The snow blowers are coming back to Wal-Mart stores in Minnesota.
Wal-Mart Stores Inc
Powerful snow blowers seem like a key item to keep in stock in Minneapolis, where residents need to uncover their driveways and sidewalks from about 50 inches of snow each winter.
But a couple of years ago, Wal-Mart decided to take some snow blowers, ice-fishing gear and other goods out of its Minneapolis-area stores.
Eliminating that merchandise was part of an effort the world's largest retailer kicked off in late 2008 to get rid of items nationwide that were not top sellers and promote deep discounts on other more popular goods.
The project largely failed, as shoppers who could not find basic goods at Wal-Mart turned to dollar stores and other competitors for everything from fishing lures to fabric.
It didn't resonate, said Duncan Mac Naughton, chief merchandising officer for Wal-Mart's U.S. discount stores.
Now, Wal-Mart is going back to founder Sam Walton's strategy, touting low prices all the time on a wider assortment of goods.
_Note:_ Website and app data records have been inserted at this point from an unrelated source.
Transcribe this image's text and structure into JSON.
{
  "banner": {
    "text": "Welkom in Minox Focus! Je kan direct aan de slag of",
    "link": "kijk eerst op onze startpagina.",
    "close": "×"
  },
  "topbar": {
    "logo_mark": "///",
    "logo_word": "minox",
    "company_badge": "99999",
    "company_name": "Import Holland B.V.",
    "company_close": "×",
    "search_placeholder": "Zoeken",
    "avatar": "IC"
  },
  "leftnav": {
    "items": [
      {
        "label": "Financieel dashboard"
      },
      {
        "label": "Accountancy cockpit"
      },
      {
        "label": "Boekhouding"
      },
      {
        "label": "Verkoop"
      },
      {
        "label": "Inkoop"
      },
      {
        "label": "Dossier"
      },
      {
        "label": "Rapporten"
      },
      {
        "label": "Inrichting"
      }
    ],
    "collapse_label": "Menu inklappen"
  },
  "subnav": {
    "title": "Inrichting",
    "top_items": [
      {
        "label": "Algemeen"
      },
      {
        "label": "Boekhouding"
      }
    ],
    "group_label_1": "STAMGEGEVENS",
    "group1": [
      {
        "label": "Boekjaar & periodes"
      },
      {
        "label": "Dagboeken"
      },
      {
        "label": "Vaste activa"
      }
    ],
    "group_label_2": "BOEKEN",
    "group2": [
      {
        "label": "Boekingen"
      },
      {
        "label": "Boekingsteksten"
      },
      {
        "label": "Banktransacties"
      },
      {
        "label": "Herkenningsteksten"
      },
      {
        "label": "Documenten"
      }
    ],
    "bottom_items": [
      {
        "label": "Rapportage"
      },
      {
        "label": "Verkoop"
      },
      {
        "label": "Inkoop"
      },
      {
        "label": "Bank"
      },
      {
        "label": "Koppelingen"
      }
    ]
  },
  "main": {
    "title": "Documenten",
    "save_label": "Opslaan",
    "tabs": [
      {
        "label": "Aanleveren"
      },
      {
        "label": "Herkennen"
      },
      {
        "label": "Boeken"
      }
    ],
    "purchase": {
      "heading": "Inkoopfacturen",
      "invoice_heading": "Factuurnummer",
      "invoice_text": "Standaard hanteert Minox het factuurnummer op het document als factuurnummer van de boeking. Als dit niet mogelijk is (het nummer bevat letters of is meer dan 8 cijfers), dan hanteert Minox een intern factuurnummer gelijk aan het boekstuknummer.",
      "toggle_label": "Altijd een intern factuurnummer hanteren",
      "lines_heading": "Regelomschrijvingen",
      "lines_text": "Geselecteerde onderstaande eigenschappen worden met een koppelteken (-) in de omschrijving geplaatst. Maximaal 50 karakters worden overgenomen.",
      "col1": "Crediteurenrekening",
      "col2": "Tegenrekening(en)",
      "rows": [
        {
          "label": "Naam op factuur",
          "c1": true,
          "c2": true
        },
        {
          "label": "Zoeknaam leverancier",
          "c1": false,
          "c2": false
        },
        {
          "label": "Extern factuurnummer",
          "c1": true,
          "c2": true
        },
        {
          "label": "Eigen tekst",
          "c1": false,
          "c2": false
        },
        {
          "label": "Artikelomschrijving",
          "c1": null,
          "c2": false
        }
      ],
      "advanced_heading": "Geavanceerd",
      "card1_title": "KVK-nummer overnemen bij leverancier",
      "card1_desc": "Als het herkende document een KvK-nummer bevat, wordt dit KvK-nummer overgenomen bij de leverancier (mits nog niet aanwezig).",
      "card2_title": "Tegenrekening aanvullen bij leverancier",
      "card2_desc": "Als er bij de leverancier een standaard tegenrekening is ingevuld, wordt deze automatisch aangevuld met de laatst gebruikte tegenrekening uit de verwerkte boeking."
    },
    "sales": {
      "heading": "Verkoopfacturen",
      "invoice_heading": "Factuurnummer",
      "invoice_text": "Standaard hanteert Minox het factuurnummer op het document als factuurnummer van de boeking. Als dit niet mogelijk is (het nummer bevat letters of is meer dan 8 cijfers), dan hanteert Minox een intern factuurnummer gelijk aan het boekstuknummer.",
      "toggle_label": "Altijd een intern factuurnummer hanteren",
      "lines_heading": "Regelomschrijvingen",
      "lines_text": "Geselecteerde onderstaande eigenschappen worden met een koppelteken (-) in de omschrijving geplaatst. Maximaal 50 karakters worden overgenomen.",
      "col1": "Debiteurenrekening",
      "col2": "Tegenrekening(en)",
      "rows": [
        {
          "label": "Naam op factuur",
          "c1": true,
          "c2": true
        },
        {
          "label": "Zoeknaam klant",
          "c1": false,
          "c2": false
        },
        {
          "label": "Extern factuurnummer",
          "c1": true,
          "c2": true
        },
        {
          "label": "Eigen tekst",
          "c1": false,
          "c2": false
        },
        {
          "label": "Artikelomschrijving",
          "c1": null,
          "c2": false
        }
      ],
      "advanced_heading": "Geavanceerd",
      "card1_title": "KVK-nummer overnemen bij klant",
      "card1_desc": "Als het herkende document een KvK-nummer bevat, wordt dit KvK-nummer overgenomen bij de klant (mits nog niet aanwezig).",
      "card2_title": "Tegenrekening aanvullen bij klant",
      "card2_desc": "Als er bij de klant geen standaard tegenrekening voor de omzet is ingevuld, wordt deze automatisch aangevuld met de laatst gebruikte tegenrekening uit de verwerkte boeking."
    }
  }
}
Losing a customer is a terrible thing to do and getting them back is the hardest thing in the world, said Sanford Bernstein analyst Colin McGranahan. It's an important step in their remerchandising strategy, but how significant an impact this has on their traffic I think remains a question mark.
The commitment is the first major effort unveiled by Mac Naughton since he started his new role in January.
If the customer wants it, it's going to go in the store, he said. If we don't have the right snow blower selection, we're going to have the right one.
Wal-Mart's U.S. discount chain must also show investors that it can reignite growth. Its sales at stores open at least a year have fallen for seven consecutive quarters -- a sharp contrast to the growth seen during most of the recession, when shoppers sought out its stores for low-priced goods.
The issues that we've seen over the past couple of years are ultimately correctable, said Morningstar analyst R.J. Hottovy.
Wal-Mart shares gained 28 cents to close at $52.82 on the New York Stock Exchange on Monday.
ITEMS REAPPEARING, EMPHASIZING PRICE GUARANTEE
The company is putting about 11 percent more items on the shelves in an average store, raising the height of some displays and making other tweaks to fit in the goods.
Small tags say It's back! near items that reappeared in stores, while other signs read Low Prices. Every day. On everything. and Coupons? We gladly accept them.
Mac Naughton said so-called rollbacks may still be used from time to time for promotional prices.
The renewed focus on price and assortment comes as shoppers evaluate spending habits in the face of higher costs.
Sixty percent of Americans have changed their behavior in response to soaring gasoline prices, while 48 percent made changes due to higher food costs, according to a recent survey from the American Institute of Certified Public Accountants.
With higher gas prices our customers can come with confidence and know they're getting the best price in the marketplace with the broadest assortment, Mac Naughton said.
The moves, being promoted with an advertising campaign that kicks off on Monday, may help Wal-Mart restore confidence among shoppers, but should not have much of an impact on its bottom line, analysts said.
Wal-Mart's new advertising line, Low Prices. Every Day. On Everything. adds to the Save money. Live better. line it has used for years.
Smaller rival Target Corp
Wal-Mart is training its store managers to check competitors' advertisements and prices daily so they can match any lower prices nearby stores are offering. The campaign does not apply to online prices.
Also on Monday, Wal-Mart priced $5 billion in bonds in four series. All four series priced at lower yields than early estimates, suggesting there was strong demand for the double-A rated retailer.
Wal-Mart offered $1 billion of three-year bonds yielding 40 basis points above comparable U.S. Treasuries, $1 billion of five-year bonds at 57 basis points over Treasuries, $1 billion of 10-year bonds at 75 basis points over Treasuries, and $2 billion of 30-year bonds at 110 basis points over Treasuries.